霧の都に冥王星もワケアリすぎ? 『銀河鉄道999』メーテルが明言した「宇宙一を冠する星」の真実の画像
Blu-ray『銀河鉄道999』(東映ビデオ) (C)松本零士/零時社・東映アニメーション

 松本零士さんの名作『銀河鉄道999』は、主人公である少年・星野鉄郎が、謎の美女・メーテルと共に999号で巡る宇宙の旅を描いた物語である。その冒険は、まさに“非日常”の連続であった。

 旅の途中で立ち寄る星々は、決して安全で快適な場所だけではない。なかには、人間離れした能力を持つ人々や、過酷な運命を背負った人々が暮らしているケースもある。そのような星に到着するたびにメーテルは、「この星は宇宙で一番……な星よ」と、その星が持つ“宇宙一の特性”を解説してくれるのだ。

 そこで今回はメーテルが鉄郎に伝えた「宇宙一」を冠する星々が、どのようなものだったのかを振り返ってみたい。

 

※本記事には各作品の内容を含みます

 

■宇宙で一番美しい人がいる星「霧の都のカスミ」

 「霧の都のカスミ」のエピソードに登場する星は、「宇宙で一番美しい人々が住む星」である。

 ここは2つの惑星がくっついた、いびつな形状をしている。その駅である「霧の都」に降り立った鉄郎は、行き交う人々を眺め「はーーなんてきれいな人たちなんだろう」と感嘆の声をあげていた。するとメーテルは「ここの人たちは宇宙で一番美しい人たちだといわれているわ」「かげろうのようにエレガントで品があって…」と、説明するのだ。

 確かに登場する女性はみなメーテルのような美貌の持ち主で、このエピソードで鉄郎たちのパスを盗んだ影郎とカスミというカップルも美男美女であった。

 しかしかげろうのような美しさを持つ彼らは、太陽の光が届かない過酷な環境下で生活してきたこともあり、地球人と比べると体力は100分の1しかない。パスを盗んだ2人は鉄郎やメーテルになりすまして999号に乗るものの、列車発車の際のショックに耐えきれず、心臓麻痺を起こして共に命を落としてしまう。

 「美人薄命」という言葉を体現するかのように、この星に住む人々は誰もが美しいものの、その命はきわめて儚く短い運命にあった。

■宇宙で一番悲しい所「迷いの星の影(冥王星)」

 「迷いの星の影」のエピソードに登場する星を、メーテルは「宇宙で一番悲しい所」と表現している。
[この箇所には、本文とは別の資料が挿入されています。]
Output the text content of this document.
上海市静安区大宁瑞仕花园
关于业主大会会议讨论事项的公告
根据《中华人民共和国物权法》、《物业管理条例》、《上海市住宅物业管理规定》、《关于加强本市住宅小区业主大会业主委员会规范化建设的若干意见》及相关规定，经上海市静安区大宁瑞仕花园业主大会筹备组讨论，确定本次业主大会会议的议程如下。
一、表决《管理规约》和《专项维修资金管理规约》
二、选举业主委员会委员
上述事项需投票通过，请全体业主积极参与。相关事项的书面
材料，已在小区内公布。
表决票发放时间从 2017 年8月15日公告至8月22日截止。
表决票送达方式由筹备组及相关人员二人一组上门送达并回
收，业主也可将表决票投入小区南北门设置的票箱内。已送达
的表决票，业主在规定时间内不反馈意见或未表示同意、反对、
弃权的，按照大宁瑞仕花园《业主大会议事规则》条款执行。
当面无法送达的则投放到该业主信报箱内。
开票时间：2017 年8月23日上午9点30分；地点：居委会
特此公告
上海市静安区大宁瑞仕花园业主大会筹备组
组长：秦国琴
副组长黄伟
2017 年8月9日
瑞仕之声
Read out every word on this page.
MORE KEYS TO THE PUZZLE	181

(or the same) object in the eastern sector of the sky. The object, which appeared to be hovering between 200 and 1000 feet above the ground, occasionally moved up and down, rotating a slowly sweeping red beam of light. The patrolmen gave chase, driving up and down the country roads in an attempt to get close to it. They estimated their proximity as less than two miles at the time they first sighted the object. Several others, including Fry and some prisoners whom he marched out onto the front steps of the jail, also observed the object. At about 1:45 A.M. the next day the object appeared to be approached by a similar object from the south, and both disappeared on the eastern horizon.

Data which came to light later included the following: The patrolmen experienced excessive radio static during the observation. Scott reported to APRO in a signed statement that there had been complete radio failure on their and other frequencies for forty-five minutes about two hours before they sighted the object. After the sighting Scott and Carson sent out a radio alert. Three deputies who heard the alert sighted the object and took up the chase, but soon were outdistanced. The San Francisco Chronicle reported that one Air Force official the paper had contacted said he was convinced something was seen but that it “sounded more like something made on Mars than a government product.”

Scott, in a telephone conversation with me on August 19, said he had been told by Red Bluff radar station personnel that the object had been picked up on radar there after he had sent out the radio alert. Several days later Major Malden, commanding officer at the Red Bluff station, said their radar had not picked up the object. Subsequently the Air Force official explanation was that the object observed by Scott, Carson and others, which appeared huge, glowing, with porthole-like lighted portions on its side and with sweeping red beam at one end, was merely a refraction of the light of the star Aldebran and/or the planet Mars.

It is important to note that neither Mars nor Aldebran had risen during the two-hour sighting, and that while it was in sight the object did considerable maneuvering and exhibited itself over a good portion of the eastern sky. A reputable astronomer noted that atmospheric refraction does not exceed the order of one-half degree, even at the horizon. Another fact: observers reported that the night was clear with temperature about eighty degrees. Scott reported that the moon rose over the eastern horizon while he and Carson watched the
 凍てつく氷の駅「冥王星」で下車した鉄郎とメーテル。そこは機械の体を手に入れた人間たちの、かつての生身の姿を保存しておくための、いわば氷の墓地であった。

 メーテルもまた、氷の下に眠る生前の我が身を見たのだろう。ひざまづき、涙を流していた。そんな彼女に「なにを見てるんだい?」と聞く鉄郎に対し、「なんでもない」とごまかしている。この様子だけでも、冥王星は悲しみが詰まった場所であることが分かる。

 その後鉄郎は、墓地の管理人・シャドウという女性に出会う。彼女も生前の美しい自分を氷に閉じ込めており、鉄郎もその美しさに驚く。しかし、機械化された現在のシャドウは昔のような顔を再現できず、今は顔のないのっぺらぼうなのだ。

 さまざまな事情で体を機械化し、生前の姿を氷の下に残しておく人々。その結果、生身の人間の頃が良かったと後悔し、この星を訪れては涙する。

 悲しみが集う冥王星は永遠の命と引き換えに失った、人間らしさを嘆く場所でもあるのだろう。